C’est la vieille illusion : avoir eu raison une fois suffirait pour toujours. Mais quand la pensée ne suit plus, quand l’analyse de terrain ou l’effort intellectuel font défaut, le message devient flou — et donc nocif.
Confusion = récupération
Quand les mots sont mal posés, d'autres les ramassent. La prise de parole de Kassovitz est floue, instable et mal outillée, devient un terrain fertile pour toutes les récupérations :
- Les extrêmes peuvent reprendre ses mots – « de souche », « de race », « importés » – pour conforter leur rhétorique identitaire.
- Les progressistes sincères sont désorientés : à quoi se raccrocher quand même les « voix de la lucidité » se perdent ?
- Le débat public s’enlise dans un marécage sémantique, où les mots perdent leur sens, où l’analyse cède la place au storytelling émotionnel.
La confusion n’est jamais neutre.

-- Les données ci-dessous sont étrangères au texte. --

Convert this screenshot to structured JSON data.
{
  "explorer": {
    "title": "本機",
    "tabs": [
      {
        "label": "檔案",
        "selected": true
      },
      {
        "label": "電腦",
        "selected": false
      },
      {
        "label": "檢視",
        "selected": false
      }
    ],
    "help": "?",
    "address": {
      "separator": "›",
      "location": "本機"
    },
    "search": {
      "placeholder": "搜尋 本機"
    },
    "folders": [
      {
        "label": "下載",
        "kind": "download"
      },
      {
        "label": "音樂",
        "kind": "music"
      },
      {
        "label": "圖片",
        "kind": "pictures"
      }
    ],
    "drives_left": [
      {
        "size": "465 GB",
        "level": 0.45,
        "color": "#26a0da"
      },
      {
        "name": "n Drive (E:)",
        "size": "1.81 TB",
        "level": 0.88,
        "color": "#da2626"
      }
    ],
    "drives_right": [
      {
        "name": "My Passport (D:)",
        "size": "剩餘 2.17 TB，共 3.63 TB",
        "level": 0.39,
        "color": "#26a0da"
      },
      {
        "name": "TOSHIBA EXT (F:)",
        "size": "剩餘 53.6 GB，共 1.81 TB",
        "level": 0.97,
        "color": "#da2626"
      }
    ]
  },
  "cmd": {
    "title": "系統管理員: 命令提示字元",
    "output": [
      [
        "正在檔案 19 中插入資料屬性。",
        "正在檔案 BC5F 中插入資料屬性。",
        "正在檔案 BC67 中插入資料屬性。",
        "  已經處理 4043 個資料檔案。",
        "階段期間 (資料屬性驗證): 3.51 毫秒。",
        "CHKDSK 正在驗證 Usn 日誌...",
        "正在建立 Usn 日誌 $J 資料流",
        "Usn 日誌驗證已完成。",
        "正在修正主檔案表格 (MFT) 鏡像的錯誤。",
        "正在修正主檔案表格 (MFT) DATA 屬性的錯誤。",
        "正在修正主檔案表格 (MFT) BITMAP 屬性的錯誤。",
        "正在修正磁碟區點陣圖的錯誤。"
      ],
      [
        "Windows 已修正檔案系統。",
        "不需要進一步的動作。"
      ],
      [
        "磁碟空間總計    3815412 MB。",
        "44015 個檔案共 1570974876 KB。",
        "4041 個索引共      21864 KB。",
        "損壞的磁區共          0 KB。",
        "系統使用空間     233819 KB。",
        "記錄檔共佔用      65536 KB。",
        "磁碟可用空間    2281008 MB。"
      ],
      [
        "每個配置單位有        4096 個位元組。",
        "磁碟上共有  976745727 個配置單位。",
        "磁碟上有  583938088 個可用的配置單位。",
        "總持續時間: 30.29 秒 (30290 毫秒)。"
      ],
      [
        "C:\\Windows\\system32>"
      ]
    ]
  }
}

Elle affaiblit la pensée critique, alimente les crispations, et laisse le champ libre aux logiques d’exclusion.
Conclusion : Ce que Kassovitz révèle malgré lui
Le problème n'est pas seulement que Kassovitz parle. C'est qu'on continue de lui tendre le micro comme s'il avait quelque chose à penser.
Il incarne une dérive collective : celle d’une génération de figures médiatiques qui veulent parler de « vivre ensemble » sans jamais avoir travaillé les fondements historiques, sociaux et politiques de ce qu’elles prétendent défendre.
Parler d’identité en France n’a rien d’anodin. Les mots comptent. L’histoire pèse. La confusion fait des dégâts – jusque dans les quartiers qu’il a filmé sans jamais les comprendre.
Au lieu de jouer les “réconciliateurs spontanés” ou les “penseurs de bonne volonté”, il est temps de poser les vraies questions :
– Pourquoi une partie de la France est-elle encore raciste ?
– Pourquoi l’humain cherche-t-il sa légitimité dans la haine ou l’exclusion ?
– Et pourquoi certains croient-ils que le métissage résolve ce que la politique refuse d’affronter ?
Choisir les bons mots, c’est choisir de penser. Refuser le flou, c’est refuser le renoncement.
Ce qu’incarne Kassovitz malgré lui : une génération de figures médiatiques qui veulent incarner la réconciliation, mais n’ont jamais eu les outils pour penser la complexité — ni d’hier, ni d’aujourd’hui.